Kim, SW; Jung, YY (2020). Application of the InVEST Model to Quantify the Water Yield of North Korean Forests. FORESTS, 11(8), 804.

The calculation and mapping of water yield are of significant importance to the effective planning and management of water resources in North Korea. In this study, we quantified and assessed the water retention capacity of North Korean forests using the Integrated Valuation of Ecosystem Services and Tradeoffs (InVEST) water yield model; six thematic maps were constructed and two coefficients were derived for use in the modeling. Data were obtained from the following sources: average annual precipitation from WorldClim; average monthly evapotranspiration from Global Potential Evapotranspiration (Global-PET); and the soil depth data from the International Soil Reference and Information Centre (ISRIC). The plant available water fraction was calculated using a bulk density formula. Land cover was classified using the Normalized Difference Snow, Water and Vegetation Indices, using Moderate Resolution Imaging Spectroradiometer (MODIS) satellite imagery.
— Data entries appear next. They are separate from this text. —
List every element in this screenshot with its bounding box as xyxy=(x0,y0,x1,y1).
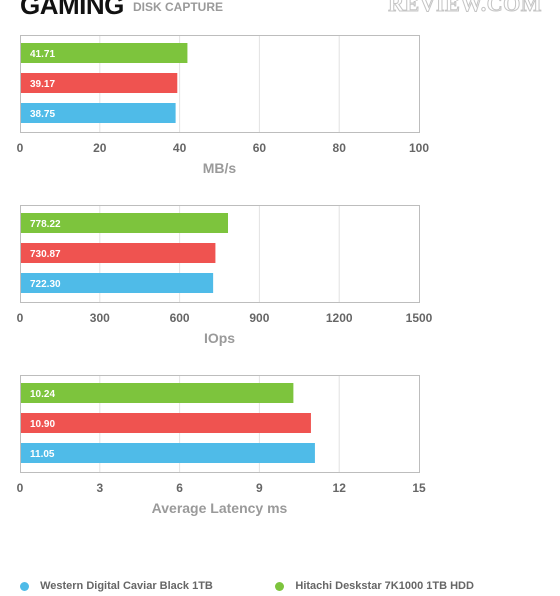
bar-value-label: 11.05 xyxy=(30,449,55,460)
bar-value-label: 39.17 xyxy=(30,79,55,90)
x-tick-label: 3 xyxy=(96,481,103,495)
site-logo: REVIEW.COM xyxy=(388,0,542,17)
x-tick-label: 300 xyxy=(90,311,110,325)
legend-swatch-blue xyxy=(20,581,29,591)
x-tick-label: 0 xyxy=(17,481,24,495)
bar-red xyxy=(21,413,311,433)
x-tick-label: 900 xyxy=(249,311,269,325)
x-tick-label: 80 xyxy=(333,141,347,155)
legend-label: Western Digital Caviar Black 1TB xyxy=(40,580,213,592)
x-tick-label: 15 xyxy=(412,481,426,495)
bar-blue xyxy=(21,273,214,293)
x-tick-label: 1200 xyxy=(326,311,353,325)
bar-red xyxy=(21,73,178,93)
x-tick-label: 600 xyxy=(170,311,190,325)
x-tick-label: 40 xyxy=(173,141,187,155)
plot-frame xyxy=(20,375,420,473)
bar-value-label: 778.22 xyxy=(30,219,61,230)
chart-panel-3: 10.24 10.90 11.05 0 3 6 9 12 15 Average Latency m… xyxy=(17,375,426,516)
x-axis-title: IOps xyxy=(204,330,235,346)
chart-title: GAMING xyxy=(20,0,124,20)
bar-green xyxy=(21,213,229,233)
bar-value-label: 10.24 xyxy=(30,389,55,400)
legend-item-hitachi: Hitachi Deskstar 7K1000 1TB HDD xyxy=(275,580,474,592)
bar-blue xyxy=(21,443,315,463)
bar-red xyxy=(21,243,216,263)
x-tick-label: 0 xyxy=(17,141,24,155)
x-axis-title: MB/s xyxy=(203,160,237,176)
x-tick-label: 100 xyxy=(409,141,429,155)
legend-label: Hitachi Deskstar 7K1000 1TB HDD xyxy=(295,580,474,592)
chart-subtitle: DISK CAPTURE xyxy=(133,0,224,14)
x-axis-title: Average Latency ms xyxy=(152,500,288,516)
legend-item-wd: Western Digital Caviar Black 1TB xyxy=(20,580,213,592)
plot-frame xyxy=(20,205,420,303)
bar-value-label: 10.90 xyxy=(30,419,55,430)
x-tick-label: 1500 xyxy=(406,311,433,325)
bar-blue xyxy=(21,103,176,123)
bar-green xyxy=(21,43,188,63)
bar-value-label: 730.87 xyxy=(30,249,61,260)
bar-value-label: 38.75 xyxy=(30,109,55,120)
x-tick-label: 9 xyxy=(256,481,263,495)
bar-value-label: 722.30 xyxy=(30,279,61,290)
x-tick-label: 12 xyxy=(333,481,347,495)
x-tick-label: 0 xyxy=(17,311,24,325)
x-tick-label: 20 xyxy=(93,141,107,155)
chart-panel-1: 41.71 39.17 38.75 0 20 40 60 80 100 MB/s xyxy=(17,35,429,176)
chart-panel-2: 778.22 730.87 722.30 0 300 600 900 1200 1500 IOps xyxy=(17,205,433,346)
legend: Western Digital Caviar Black 1TB Hitachi… xyxy=(20,576,532,596)
bar-value-label: 41.71 xyxy=(30,49,55,60)
plot-frame xyxy=(20,35,420,133)
x-tick-label: 60 xyxy=(253,141,267,155)
legend-swatch-green xyxy=(275,581,285,591)
x-tick-label: 6 xyxy=(176,481,183,495)
bar-green xyxy=(21,383,294,403)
Data for the watershed analysis were provided by the World Wildlife Fund. The total water retention in North Korean forests was estimated to be 760,145,120 tons in the 2000s. However, previous studies from 2011 showed a much higher (by 9,409,622,083 tons) water retention capacity in South Korea. In North Korea, the largest monthly water storage volume occurred in July, followed by August, September, and June. This mirrors rainfall patterns, indicating that precipitation has a significant impact on water storage. Analysis of the annual spatial distribution of water storage by administrative district showed that Hamgyongnam-do had the highest, followed by Jagang-do and Gangwon-do Provinces.